Le calculateur de cette page suit précisément cette logique. Vous saisissez le total des salaires bruts hors IE, le montant des IE perçues, le nombre d’heures hebdomadaires, le taux horaire brut, le nombre de jours d’accueil par semaine et le nombre de jours ouvrables acquis. L’outil calcule ensuite la méthode des 10 %, le maintien de salaire, l’éventuel impact d’une inclusion erronée des IE, puis il vous indique la méthode à retenir.
Année complète et année incomplète : les erreurs les plus fréquentes
En année complète
En année complète, la mensualisation couvre en principe 47 semaines de travail et 5 semaines de congés. Beaucoup pensent alors que les congés sont déjà totalement réglés et que la comparaison est inutile. En réalité, il faut distinguer l’acquisition des droits, leur prise et leur valorisation selon les règles applicables. Même dans un schéma simple, il reste indispensable de vérifier si la paie et la prise des congés sont bien cohérentes.
En année incomplète
En année incomplète, la vigilance doit être encore plus forte. La mensualisation est calculée sur un nombre de semaines programmées inférieur à 47, et les congés payés s’ajoutent selon des modalités spécifiques prévues au contrat et à la convention applicable. C’est souvent là que les IE sont ajoutées par habitude dans le total annuel, alors qu’elles doivent rester à part. Ce mélange des flux de rémunération et des remboursements de frais est la source principale d’erreurs.

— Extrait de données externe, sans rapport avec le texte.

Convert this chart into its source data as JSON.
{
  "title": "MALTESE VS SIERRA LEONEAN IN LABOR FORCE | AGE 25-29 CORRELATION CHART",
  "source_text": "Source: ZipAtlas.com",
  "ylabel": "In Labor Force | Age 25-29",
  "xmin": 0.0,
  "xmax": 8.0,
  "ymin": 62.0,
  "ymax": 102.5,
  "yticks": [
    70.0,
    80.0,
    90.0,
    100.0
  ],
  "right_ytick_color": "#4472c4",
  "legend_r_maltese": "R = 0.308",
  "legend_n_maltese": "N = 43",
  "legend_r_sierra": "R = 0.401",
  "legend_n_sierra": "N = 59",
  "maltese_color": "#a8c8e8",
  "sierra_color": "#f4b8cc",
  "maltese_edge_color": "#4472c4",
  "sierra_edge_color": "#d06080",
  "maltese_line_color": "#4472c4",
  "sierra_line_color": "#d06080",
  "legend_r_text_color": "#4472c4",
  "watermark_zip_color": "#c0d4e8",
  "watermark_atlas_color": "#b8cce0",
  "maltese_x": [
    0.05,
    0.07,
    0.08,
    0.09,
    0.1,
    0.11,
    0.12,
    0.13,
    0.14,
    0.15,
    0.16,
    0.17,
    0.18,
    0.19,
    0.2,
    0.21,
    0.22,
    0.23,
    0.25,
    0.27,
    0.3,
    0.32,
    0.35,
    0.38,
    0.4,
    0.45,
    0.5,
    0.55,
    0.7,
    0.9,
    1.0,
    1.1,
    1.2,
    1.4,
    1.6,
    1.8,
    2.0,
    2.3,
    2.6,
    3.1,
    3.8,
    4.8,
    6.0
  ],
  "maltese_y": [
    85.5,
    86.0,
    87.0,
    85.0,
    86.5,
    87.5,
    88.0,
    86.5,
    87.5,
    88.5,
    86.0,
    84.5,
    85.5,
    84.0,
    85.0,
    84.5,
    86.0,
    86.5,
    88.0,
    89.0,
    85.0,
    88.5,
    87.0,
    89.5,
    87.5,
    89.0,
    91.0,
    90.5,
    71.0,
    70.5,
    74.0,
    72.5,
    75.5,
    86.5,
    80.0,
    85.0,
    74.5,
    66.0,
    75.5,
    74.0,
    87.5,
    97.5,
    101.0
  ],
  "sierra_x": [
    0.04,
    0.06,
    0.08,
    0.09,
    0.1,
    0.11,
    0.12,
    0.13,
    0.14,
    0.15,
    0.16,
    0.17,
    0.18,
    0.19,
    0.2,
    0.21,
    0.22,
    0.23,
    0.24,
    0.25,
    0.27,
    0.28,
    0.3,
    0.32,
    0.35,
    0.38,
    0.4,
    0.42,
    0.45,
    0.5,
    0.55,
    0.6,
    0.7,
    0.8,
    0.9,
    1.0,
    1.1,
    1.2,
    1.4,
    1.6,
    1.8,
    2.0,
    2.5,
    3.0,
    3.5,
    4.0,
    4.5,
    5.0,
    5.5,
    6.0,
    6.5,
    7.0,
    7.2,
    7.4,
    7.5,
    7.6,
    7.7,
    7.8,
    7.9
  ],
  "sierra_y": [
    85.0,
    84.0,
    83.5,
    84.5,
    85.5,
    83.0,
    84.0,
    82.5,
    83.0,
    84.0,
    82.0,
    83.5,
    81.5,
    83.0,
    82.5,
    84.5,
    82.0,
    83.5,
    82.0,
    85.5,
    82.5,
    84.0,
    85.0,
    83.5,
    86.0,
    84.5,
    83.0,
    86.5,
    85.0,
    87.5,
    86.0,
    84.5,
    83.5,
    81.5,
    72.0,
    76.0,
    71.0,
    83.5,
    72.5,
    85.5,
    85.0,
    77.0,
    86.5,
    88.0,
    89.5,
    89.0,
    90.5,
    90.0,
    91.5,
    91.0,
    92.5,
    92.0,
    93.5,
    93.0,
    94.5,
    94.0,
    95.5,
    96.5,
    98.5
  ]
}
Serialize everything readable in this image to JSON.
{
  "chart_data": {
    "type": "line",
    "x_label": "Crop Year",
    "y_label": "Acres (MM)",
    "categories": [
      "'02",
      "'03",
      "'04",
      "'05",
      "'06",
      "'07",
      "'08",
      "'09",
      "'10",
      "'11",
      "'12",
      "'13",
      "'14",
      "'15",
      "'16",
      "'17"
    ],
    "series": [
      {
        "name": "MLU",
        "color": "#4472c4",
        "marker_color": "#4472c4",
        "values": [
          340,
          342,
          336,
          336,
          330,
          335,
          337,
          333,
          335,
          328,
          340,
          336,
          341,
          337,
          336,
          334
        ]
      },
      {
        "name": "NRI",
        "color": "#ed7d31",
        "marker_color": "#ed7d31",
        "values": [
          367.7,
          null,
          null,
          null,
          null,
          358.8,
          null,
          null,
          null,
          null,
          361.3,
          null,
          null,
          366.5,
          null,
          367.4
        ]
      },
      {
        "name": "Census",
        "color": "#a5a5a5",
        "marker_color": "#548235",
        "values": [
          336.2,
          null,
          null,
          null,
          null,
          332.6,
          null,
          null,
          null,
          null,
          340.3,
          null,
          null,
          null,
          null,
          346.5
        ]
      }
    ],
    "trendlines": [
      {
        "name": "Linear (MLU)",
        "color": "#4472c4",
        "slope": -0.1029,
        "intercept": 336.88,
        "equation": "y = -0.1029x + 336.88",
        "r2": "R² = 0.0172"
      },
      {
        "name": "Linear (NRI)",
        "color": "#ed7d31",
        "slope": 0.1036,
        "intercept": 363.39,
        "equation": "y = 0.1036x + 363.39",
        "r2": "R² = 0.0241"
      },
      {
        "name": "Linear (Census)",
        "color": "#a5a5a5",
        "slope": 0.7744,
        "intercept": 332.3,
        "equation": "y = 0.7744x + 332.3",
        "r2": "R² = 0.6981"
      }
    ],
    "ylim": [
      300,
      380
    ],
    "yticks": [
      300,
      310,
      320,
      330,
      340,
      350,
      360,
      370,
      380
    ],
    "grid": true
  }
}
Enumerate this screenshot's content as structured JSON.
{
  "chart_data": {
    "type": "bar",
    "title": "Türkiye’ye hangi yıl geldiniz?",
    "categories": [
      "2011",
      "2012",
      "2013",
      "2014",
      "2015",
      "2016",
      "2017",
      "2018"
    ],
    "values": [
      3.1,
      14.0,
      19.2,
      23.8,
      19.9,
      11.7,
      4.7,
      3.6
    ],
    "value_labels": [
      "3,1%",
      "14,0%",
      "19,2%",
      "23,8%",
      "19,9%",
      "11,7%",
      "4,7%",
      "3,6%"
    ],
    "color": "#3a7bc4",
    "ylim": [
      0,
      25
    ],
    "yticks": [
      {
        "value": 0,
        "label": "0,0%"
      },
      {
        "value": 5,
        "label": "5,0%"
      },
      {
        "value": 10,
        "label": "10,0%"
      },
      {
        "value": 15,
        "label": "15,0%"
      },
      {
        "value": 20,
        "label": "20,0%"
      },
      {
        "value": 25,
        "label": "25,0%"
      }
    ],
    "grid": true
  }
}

Les éléments à inclure et ceux à exclure
À inclure dans l’assiette des congés payés
- Le salaire de base.
- Les heures complémentaires ou majorées lorsqu’elles ont la nature de salaire.
- Plus largement, les éléments rémunérant réellement le travail ou le temps d’accueil.
À exclure de l’assiette des congés payés
- Les indemnités d’entretien.
- Les indemnités de repas.
- Les indemnités kilométriques et remboursements de frais.
- Les sommes n’ayant pas la nature de salaire.
Astuce de gestion : tenez un récapitulatif annuel séparant clairement le salaire brut d’un côté et les indemnités de l’autre. Cette simple discipline comptable permet d’éviter la quasi-totalité des erreurs de calcul de congés payés.
Quelle méthode est la plus avantageuse ?
Il n’existe pas de réponse universelle. Selon les semaines d’accueil, les amplitudes horaires, les absences prévues, les heures majorées ou encore la structure de la mensualisation, l’une ou l’autre méthode peut être plus favorable. C’est précisément pour cela que la comparaison est obligatoire. Dans les contrats à horaire stable et avec un nombre élevé de jours acquis, le maintien de salaire peut devenir supérieur. À l’inverse, sur certains contrats avec des variations de planning ou des fins de contrat en cours de période, les 10 % peuvent ressortir plus haut.
Ce qui ne change jamais, en revanche, c’est la place des IE : elles restent hors calcul. Le bon réflexe consiste donc à les suivre séparément, à ne pas les intégrer dans le cumul de rémunération de référence, et à conserver les justificatifs des versements mensuels.
Sources officielles et liens utiles
Legifrance – textes officiels et convention collective
Ministère du Travail – informations sur les congés payés
Service-Public – démarches et règles pour particuliers employeurs
Conclusion : faut-il inclure les IE ?
Pour une assistante maternelle, la réponse est claire : les indemnités d’entretien ne doivent pas être incluses dans le calcul des congés payés. Elles ne rémunèrent pas le travail, elles remboursent des frais. Le bon calcul consiste à comparer la méthode des 10 % sur le salaire brut de référence hors IE et la méthode du maintien de salaire, puis à retenir le montant le plus favorable. Si vous souhaitez sécuriser vos calculs, gardez une présentation séparée entre salaires et indemnités, utilisez un calculateur fiable, et appuyez-vous sur les sources officielles en cas de doute.